Холст, смешанная техника. 2008
Владимир Мигачев. «Нефть (диптих)», 2008
Фото: Владимир Мигачев
Владимир Мигачев. «Нефть (диптих)», 2008
Фото: Владимир Мигачев
Бесконечный состав — вереница проржавевших нефтяных цистерн — уходит вглубь картины и теряется где-то за горизонтом. Раскисшая земля, свинцовое небо, колея, поезд — вот, собственно, и все, из чего состоит пейзаж, но монументальный размер диптиха (170x340 см) придает этому немногословию эпическое звучание, как если бы речь шла о первых днях творения. К акриловым пигментам подмешаны зола, уголь и битумный лак — последний делается на основе нефтяного битума, так что «Нефть» буквально написана нефтью.
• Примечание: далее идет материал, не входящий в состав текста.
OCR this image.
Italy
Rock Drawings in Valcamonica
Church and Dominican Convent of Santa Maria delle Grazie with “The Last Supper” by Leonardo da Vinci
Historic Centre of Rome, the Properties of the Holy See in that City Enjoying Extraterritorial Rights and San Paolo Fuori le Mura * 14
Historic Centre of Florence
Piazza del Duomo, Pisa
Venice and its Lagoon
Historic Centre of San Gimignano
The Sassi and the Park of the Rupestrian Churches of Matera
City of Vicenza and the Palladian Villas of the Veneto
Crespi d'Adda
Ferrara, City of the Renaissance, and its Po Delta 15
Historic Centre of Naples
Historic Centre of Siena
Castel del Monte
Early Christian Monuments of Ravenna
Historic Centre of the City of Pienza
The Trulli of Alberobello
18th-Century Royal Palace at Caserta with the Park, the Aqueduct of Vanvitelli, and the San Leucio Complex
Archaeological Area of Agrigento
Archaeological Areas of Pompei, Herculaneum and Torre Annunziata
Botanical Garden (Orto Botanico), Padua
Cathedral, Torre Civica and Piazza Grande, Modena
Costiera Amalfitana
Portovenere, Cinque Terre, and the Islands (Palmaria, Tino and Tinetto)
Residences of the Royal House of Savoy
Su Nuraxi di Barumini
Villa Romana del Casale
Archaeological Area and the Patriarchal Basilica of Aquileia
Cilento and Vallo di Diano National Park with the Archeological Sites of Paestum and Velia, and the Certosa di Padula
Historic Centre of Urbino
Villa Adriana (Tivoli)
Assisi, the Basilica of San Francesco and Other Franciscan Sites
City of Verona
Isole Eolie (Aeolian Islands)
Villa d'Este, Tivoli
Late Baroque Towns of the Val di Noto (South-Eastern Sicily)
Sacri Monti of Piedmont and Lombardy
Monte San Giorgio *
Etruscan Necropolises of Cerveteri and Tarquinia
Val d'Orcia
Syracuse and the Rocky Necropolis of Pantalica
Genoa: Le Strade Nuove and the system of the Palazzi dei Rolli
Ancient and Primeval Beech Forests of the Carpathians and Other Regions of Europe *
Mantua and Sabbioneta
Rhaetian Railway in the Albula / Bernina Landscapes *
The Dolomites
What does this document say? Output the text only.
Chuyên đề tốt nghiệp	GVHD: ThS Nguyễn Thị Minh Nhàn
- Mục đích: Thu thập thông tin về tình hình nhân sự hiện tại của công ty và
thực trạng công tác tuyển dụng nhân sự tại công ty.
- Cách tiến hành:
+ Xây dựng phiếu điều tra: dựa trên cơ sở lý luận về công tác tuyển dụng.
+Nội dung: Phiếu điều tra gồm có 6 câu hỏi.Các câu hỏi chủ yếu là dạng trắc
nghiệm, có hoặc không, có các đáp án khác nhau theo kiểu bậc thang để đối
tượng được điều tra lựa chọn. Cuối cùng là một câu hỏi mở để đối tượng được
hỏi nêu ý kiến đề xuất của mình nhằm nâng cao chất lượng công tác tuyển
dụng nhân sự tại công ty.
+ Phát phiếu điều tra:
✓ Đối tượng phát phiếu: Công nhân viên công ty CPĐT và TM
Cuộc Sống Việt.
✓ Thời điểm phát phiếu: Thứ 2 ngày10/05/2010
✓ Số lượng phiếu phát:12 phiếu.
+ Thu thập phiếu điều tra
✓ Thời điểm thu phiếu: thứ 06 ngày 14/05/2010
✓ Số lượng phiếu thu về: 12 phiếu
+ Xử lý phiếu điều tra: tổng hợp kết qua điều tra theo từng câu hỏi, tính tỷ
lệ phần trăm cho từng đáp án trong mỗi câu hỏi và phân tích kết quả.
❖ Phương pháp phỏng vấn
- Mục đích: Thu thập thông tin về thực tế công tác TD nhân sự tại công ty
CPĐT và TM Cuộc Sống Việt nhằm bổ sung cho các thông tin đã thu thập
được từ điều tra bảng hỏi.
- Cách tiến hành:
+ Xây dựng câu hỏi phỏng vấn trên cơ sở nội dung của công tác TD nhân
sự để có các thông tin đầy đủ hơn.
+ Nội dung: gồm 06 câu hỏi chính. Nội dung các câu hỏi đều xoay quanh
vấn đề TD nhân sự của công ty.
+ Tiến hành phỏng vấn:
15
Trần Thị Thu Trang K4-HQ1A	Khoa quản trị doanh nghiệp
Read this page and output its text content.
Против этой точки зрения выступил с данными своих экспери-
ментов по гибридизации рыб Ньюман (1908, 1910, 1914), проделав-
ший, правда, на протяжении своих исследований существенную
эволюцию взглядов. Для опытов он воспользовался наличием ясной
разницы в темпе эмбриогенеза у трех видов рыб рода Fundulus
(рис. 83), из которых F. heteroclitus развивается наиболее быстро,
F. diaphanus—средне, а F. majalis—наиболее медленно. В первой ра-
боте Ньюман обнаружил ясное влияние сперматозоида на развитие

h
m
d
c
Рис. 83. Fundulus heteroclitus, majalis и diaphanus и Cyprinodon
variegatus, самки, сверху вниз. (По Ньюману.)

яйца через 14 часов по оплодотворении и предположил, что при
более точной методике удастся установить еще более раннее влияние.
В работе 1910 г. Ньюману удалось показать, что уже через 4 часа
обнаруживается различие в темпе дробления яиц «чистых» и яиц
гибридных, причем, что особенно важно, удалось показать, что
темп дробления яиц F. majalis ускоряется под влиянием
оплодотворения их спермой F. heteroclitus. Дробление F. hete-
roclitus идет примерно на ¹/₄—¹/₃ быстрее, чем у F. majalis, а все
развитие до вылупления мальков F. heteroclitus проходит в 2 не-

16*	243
Живописная поверхность нарочито неряшлива, местами превращается в грязевое месиво, всюду потеки краски, как будто бы сам холст хочет притвориться полосой отвода в пору межсезонья и корпусом видавшей виды цистерны в маслянистых пятнах, траченым коррозией и ржавчиной. На первый взгляд, все здесь отвечает ряду стереотипных представлений о России: о сырьевом характере российской экономики, об исторической роли транзита между Востоком и Западом, об однообразии среднерусского пейзажа, о том, наконец, что в отечественной академической живописи, травмированной советской школой, доминирует серо-бурый колорит. Однако очевидный драматизм картины не позволяет целиком довериться такому плакатному прочтению. Драма рождается из столкновения романтической абстракции и реализма: встреча земли и неба могла бы быть изображена беспредметно, как абстрактно-экспрессионистическое борение двух живописных стихий, но вторжение человека хозяйствующего оставило на теле природы следы в виде рельс, шпал, колесных пар, цилиндрических емкостей в надписях казенным шрифтом, и эти следы запечатлеваются с фотографической объективностью как документ эпохи. Перспективы ее неясны, как и конечная цель поезда, идущего в неизвестность.